それでも、「本当にできるのか」という不安と緊張が一気に押し寄せてきました。
けれど、そのとき、アレクサンダー・テクニークで実践し続けた「五感をフルに使う」「体全部が音楽をすることに協力してくれる」という感覚やこれまで何度も取り組んできたリラクセーショントレーニングや、どこかにちゃんと残っていてくれました。
「自分にとって、本当に大事だからこんなに緊張しているんだ」
「この曲にもう一度チャレンジできることそのものに感謝」
「怖さを感じながらでも、前に進んでいい」
そう思って、一歩、舞台へ踏み出しました。
演奏がはじまり、低弦のA音(ラの音)のダウンボウの連打が始まった瞬間に訪れた不思議な感覚がありました。

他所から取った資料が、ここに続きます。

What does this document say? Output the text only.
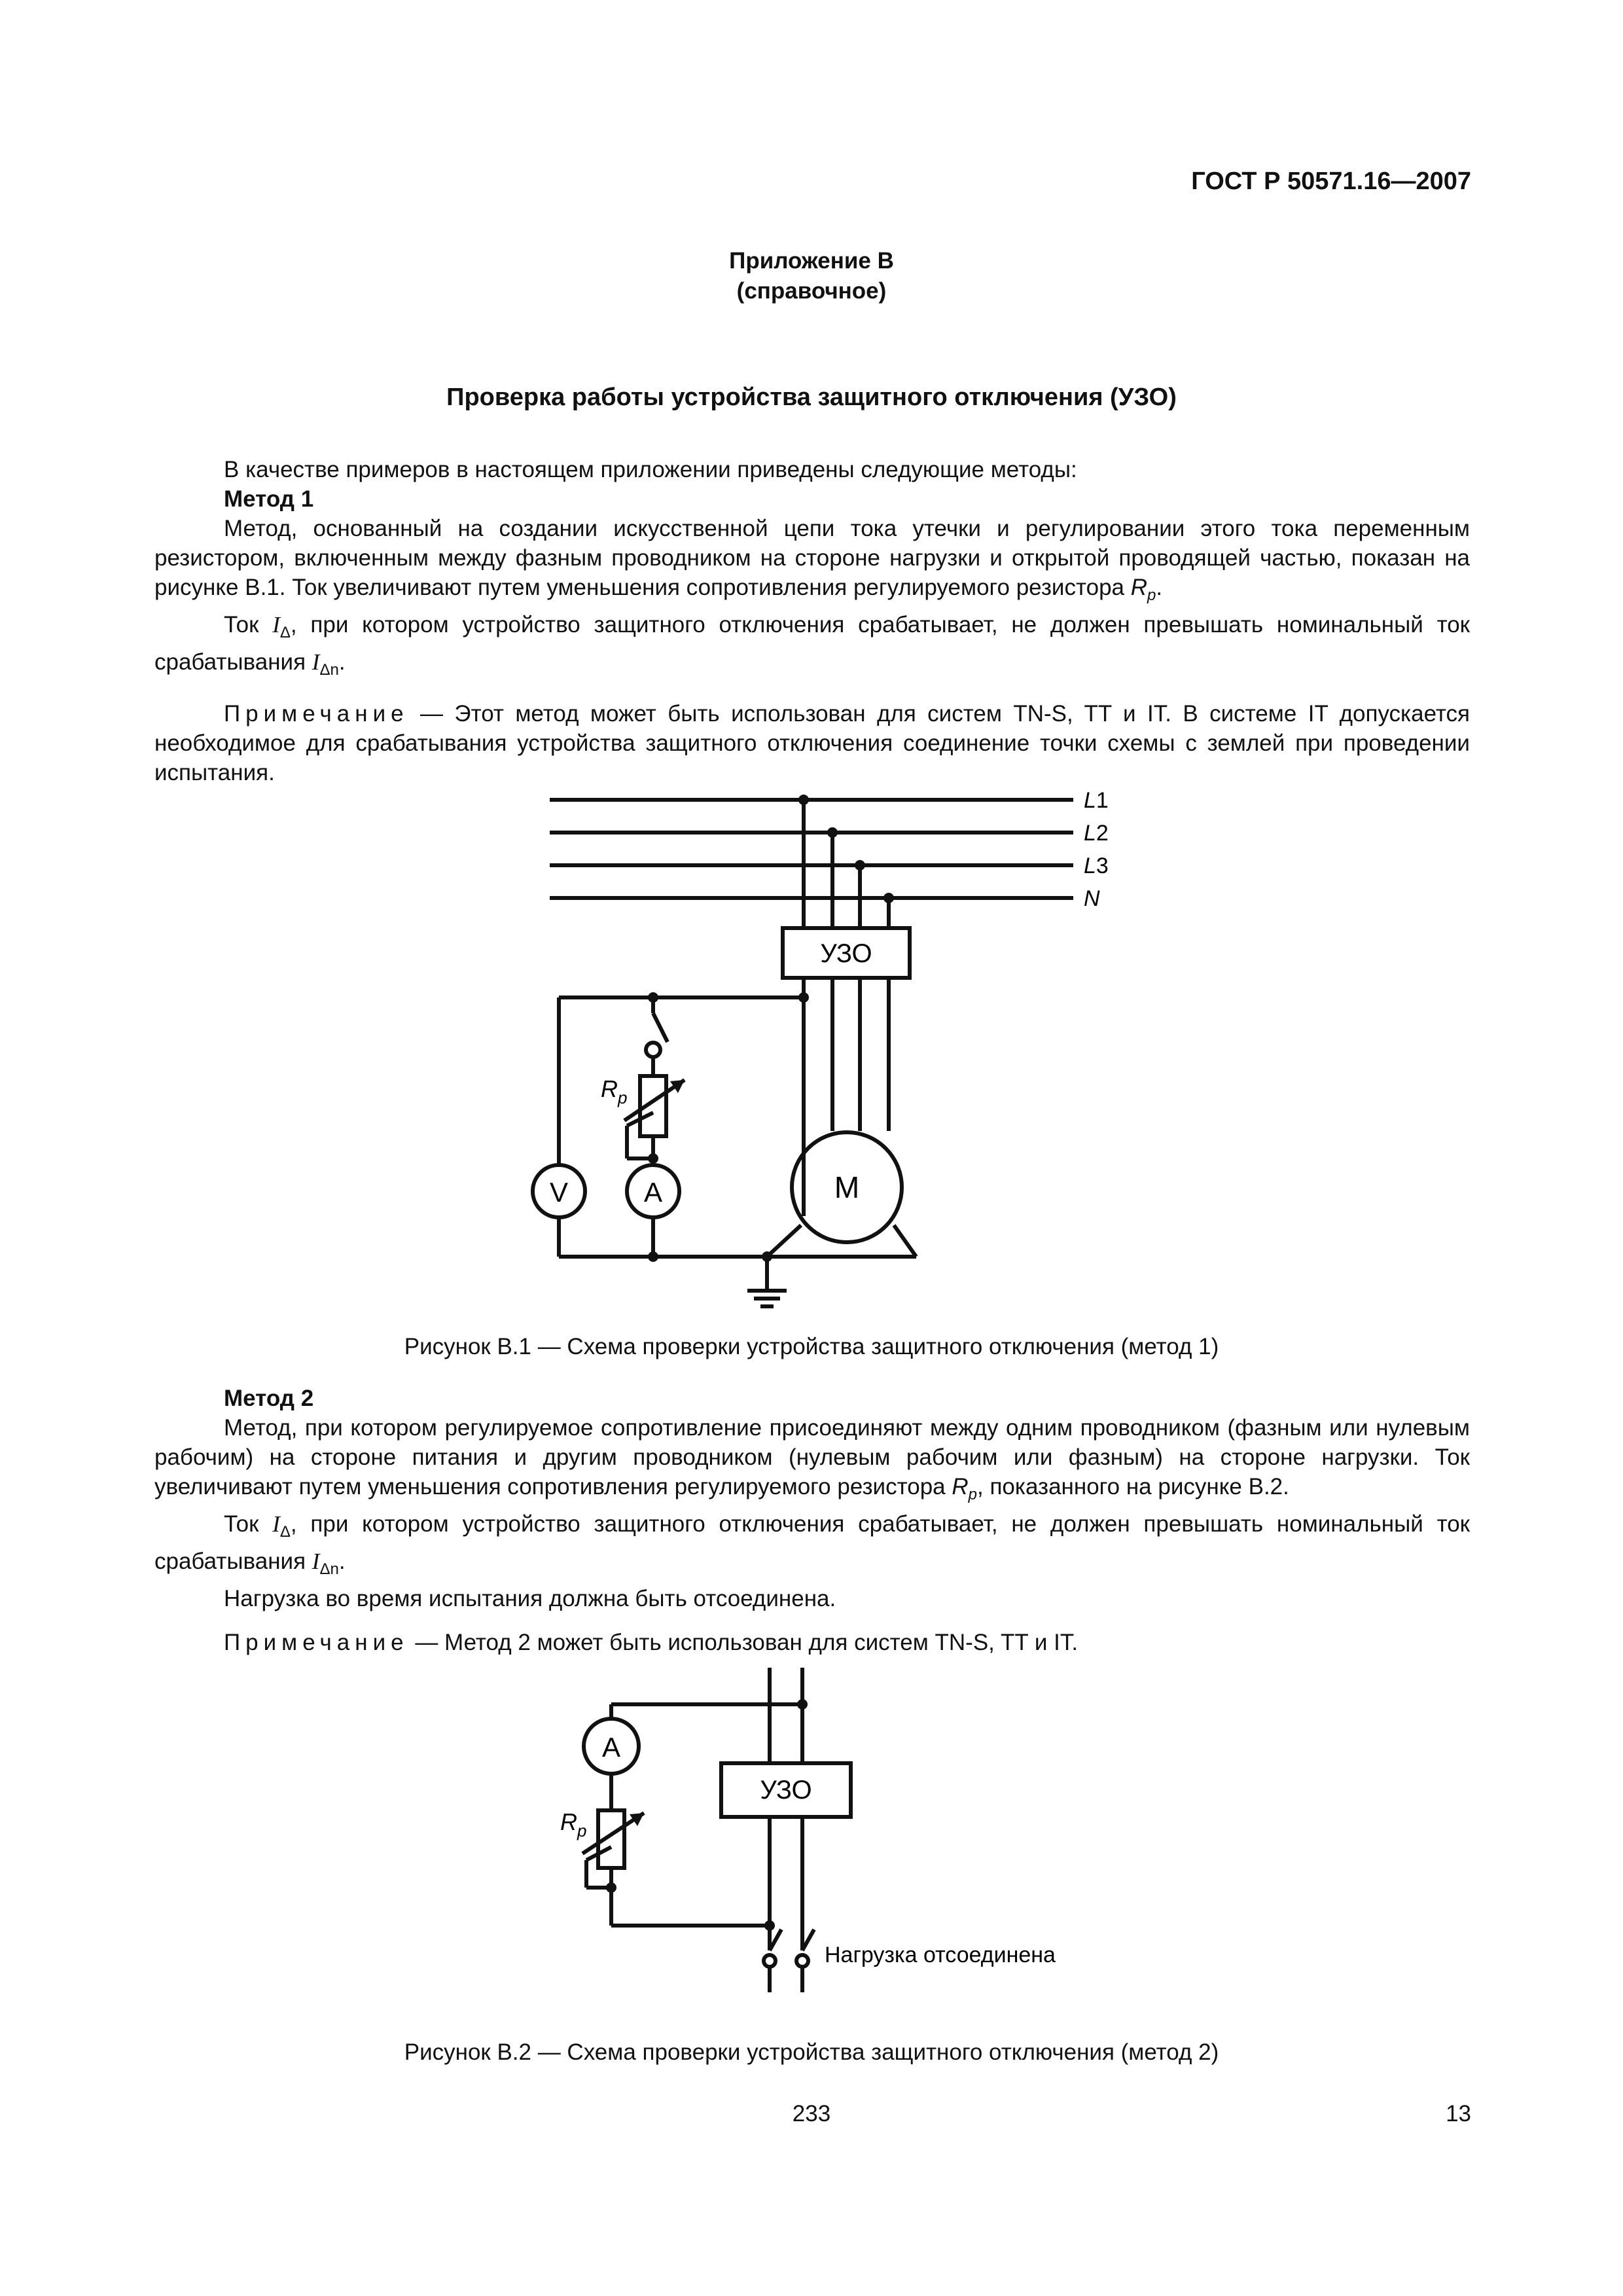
ГОСТ Р 50571.16—2007
Приложение В
(справочное)
Проверка работы устройства защитного отключения (УЗО)

В качестве примеров в настоящем приложении приведены следующие методы:

Метод 1

Метод, основанный на создании искусственной цепи тока утечки и регулировании этого тока переменным резистором, включенным между фазным проводником на стороне нагрузки и открытой проводящей частью, показан на рисунке В.1. Ток увеличивают путем уменьшения сопротивления регулируемого резистора $R_p$.

Ток $I_\Delta$, при котором устройство защитного отключения срабатывает, не должен превышать номинальный ток срабатывания $I_{\Delta n}$.

Примечание — Этот метод может быть использован для систем TN-S, TT и IT. В системе IT допускается необходимое для срабатывания устройства защитного отключения соединение точки схемы с землей при проведении испытания.

L1
L2
L3
N
УЗО
$R_p$
V	A	M
Рисунок В.1 — Схема проверки устройства защитного отключения (метод 1)

Метод 2

Метод, при котором регулируемое сопротивление присоединяют между одним проводником (фазным или нулевым рабочим) на стороне питания и другим проводником (нулевым рабочим или фазным) на стороне нагрузки. Ток увеличивают путем уменьшения сопротивления регулируемого резистора $R_p$, показанного на рисунке В.2.

Ток $I_\Delta$, при котором устройство защитного отключения срабатывает, не должен превышать номинальный ток срабатывания $I_{\Delta n}$.

Нагрузка во время испытания должна быть отсоединена.

Примечание — Метод 2 может быть использован для систем TN-S, TT и IT.

A
УЗО
$R_p$
Нагрузка отсоединена
Рисунок В.2 — Схема проверки устройства защитного отключения (метод 2)
233	13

それは、「これ、よく見たことのある景色だ…」と感じたこと。こんな感覚ははじめてでした。
ここ数ヶ月、くりかえし取り組んできたビジュアライゼーショントレーニングの成果だと、直感的に感じました。
演奏が始まってから冒頭のソロにいたるまでの1分間の過ごし方は、その時に最適だと思えるプランを全部で6つ練っていました。
- 余裕をもった準備
- 息の流れ。ため息のような自然呼気を大事に。
- ぴたっと!(マウスピースと唇の接触)
- 首とベロの力を手放し、ベロは上に上げておく
- ⛵️(表情筋:しなやかなアンブシュア筋)
- 空間全部を意識に含めて、オケと自分の響きを聴くこと
*このすべてのプロセスにアレクサンダーテクニークを使いながら実践
そして、その6つのプランを実行する鍛錬を日々重ねていました。そのおかげか、冒頭のソロにいたるまでの1分間も【よく知っている経験】【よく実践してきたこと】と思えたことも正直驚きの感覚でした。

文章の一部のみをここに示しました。